“Prayer is the contemplation of the facts of life from the highest point of view.” – Ralph Waldo Emerson
Ralph Waldo Emerson had a strong belief, eloquently and persuasively written about, that man has a moral compass and that ultimately, the measure of a man’s life is in how well he develops and lives by that moral compass.
I’ve recently had my interest in Emerson renewed by reading a wonderful essay about him by the poet Mary Oliver, in which she says: “That we are spirits that have descended into our bodies, of this Emerson was sure. That each man was utterly important and limitless, an ‘infinitude’, of this he was also sure. And it was a faith that leads not to stasis but to activity, to the creation of the moral person from the indecisive person.”
Emerson’s confidence was in the ‘laws of morals’, that these laws produced sure results, as sure as when you plant a carrot seed you end up with a carrot, not a pumpkin. In his view, it is important to give one’s energy into the world from a clear place of personal values, to stand up for justice and to fight against injustice when detected. If you don’t know what deeper values motivate you, how can you act decisively?
In his book, ‘The Mindful Leader‘, Michael Bunting speaks about how values-based leadership creates a clear context for action and that “wholesome values or principles are not about restrictions or harsh rules to follow. Rather, they are a wonderful container for the development of mindfulness.” Acting from this place of values “cultivates healthy states of mind, along with a sense of happiness.”
The ancient text of the Yoga Sutra of Patanjali has at its foundation the Yamas and the Niyamas, which are 10 basic guidelines for living a healthy and morally-founded life. They are in many ways quite similar to the 10 Commandments of the Christian bible.
The first five of these are known as the ‘Yamas’, and outline disciplines for living considerately and compassionately in the day-to-day physical and external world. It is our duty as responsible citizens to uphold these. They include non-violence (ahimsa), non-stealing (asteya), truthfulness (satya), non-grasping (aparigraha), and sexual containment (brahmacharya). Looked at as a simple list, one can see that all of these foundational behaviours contribute to a society that is fair, considerate, honest, and grounded. Wouldn’t it be great if every person alive abided by this code? And what would it take to truly apply each of these disciplines on more than a surface level?
The second five of Yoga’s moral code are known as the ’Niyamas’, and are more internal disciplines. I think of them as our duty to our own heart, our sense of divinity or higher purpose. These include purity/cleanliness (saucha), contentment (santosha), energetic engagement (tapas), self-study (svadhyaya), and surrender to a higher source/god (ishvara pranidhana). The Niyamas point the way to what it means to be our best as a human being, to live a life motivated by love and truth, faith and beauty.

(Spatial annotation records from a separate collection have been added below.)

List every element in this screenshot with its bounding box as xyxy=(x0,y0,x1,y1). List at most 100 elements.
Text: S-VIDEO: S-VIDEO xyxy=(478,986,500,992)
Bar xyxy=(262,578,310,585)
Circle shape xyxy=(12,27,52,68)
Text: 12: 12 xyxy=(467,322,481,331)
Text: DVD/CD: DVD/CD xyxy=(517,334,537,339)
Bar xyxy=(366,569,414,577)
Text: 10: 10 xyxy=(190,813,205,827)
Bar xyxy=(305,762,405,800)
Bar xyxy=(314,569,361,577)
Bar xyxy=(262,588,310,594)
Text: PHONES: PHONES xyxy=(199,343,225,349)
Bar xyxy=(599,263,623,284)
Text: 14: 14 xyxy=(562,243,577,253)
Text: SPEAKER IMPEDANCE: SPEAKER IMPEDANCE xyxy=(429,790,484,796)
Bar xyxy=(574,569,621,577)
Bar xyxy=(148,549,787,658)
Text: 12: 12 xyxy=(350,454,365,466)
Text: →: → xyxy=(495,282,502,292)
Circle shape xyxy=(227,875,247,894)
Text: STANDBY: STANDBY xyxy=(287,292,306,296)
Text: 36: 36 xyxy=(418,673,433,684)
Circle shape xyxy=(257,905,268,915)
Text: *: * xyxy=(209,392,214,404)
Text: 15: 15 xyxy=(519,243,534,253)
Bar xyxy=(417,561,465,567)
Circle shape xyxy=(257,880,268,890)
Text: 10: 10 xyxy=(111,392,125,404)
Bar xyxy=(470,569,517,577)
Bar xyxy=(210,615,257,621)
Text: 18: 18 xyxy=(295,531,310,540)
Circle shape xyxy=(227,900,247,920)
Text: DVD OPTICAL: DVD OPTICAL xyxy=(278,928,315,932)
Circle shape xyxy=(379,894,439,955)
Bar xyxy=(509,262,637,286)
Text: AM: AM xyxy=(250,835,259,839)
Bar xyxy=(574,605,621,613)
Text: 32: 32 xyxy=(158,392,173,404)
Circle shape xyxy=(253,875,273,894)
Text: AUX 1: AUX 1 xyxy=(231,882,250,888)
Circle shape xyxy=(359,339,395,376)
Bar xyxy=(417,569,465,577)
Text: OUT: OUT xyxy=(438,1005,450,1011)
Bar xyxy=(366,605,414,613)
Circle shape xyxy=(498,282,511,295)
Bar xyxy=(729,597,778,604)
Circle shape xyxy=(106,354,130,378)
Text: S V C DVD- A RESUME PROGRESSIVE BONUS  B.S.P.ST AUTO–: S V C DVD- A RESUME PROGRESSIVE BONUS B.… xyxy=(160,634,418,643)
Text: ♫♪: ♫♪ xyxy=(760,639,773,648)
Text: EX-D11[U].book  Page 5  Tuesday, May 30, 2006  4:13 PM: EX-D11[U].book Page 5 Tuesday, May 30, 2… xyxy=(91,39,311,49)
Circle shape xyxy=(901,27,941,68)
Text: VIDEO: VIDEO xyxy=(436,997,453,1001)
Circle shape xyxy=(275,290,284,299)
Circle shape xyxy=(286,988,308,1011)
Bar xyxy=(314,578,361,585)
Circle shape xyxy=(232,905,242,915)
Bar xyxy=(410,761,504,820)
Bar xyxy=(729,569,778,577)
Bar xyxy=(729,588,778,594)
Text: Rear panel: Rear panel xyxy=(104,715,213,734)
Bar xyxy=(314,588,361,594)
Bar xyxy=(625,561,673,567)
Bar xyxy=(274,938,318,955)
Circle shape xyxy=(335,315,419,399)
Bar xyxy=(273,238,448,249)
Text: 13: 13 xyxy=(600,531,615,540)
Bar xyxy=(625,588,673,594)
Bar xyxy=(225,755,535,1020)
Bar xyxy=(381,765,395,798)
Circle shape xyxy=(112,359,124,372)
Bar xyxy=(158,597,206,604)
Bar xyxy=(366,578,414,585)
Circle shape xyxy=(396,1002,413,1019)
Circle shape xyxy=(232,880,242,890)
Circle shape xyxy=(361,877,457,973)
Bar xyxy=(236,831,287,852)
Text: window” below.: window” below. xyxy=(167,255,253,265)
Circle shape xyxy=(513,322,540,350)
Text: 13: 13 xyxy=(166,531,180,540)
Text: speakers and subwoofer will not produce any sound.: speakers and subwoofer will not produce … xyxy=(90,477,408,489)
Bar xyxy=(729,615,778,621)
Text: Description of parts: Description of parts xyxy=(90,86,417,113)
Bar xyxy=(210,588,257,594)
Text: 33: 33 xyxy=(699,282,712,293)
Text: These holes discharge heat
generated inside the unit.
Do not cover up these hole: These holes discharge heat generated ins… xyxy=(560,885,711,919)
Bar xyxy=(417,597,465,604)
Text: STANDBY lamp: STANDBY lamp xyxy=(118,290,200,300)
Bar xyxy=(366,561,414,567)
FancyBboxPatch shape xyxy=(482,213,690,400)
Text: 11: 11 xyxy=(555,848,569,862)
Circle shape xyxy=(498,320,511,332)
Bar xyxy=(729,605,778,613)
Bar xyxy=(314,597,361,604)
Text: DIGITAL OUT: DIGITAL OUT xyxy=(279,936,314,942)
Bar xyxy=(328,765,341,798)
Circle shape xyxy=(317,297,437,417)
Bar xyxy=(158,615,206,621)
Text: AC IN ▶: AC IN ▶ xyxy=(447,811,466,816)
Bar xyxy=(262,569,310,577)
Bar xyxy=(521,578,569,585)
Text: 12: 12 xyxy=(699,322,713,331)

In this current age of super-fast everything, from food to communication, it is easy to lose sight of the power we each have to create our own world, and to add our best into the world around us. As Emerson expressed in many ways, what we bring forth is based on what we put into our minds, hearts and bodies. We reap what we sow. The essence of yoga and the mindful space created by its practices is a deepening into our heart, a conviction of the absolute practicality of living from what matters most. What is the highest view you have on the facts of life? What is your prayer? What code guides you?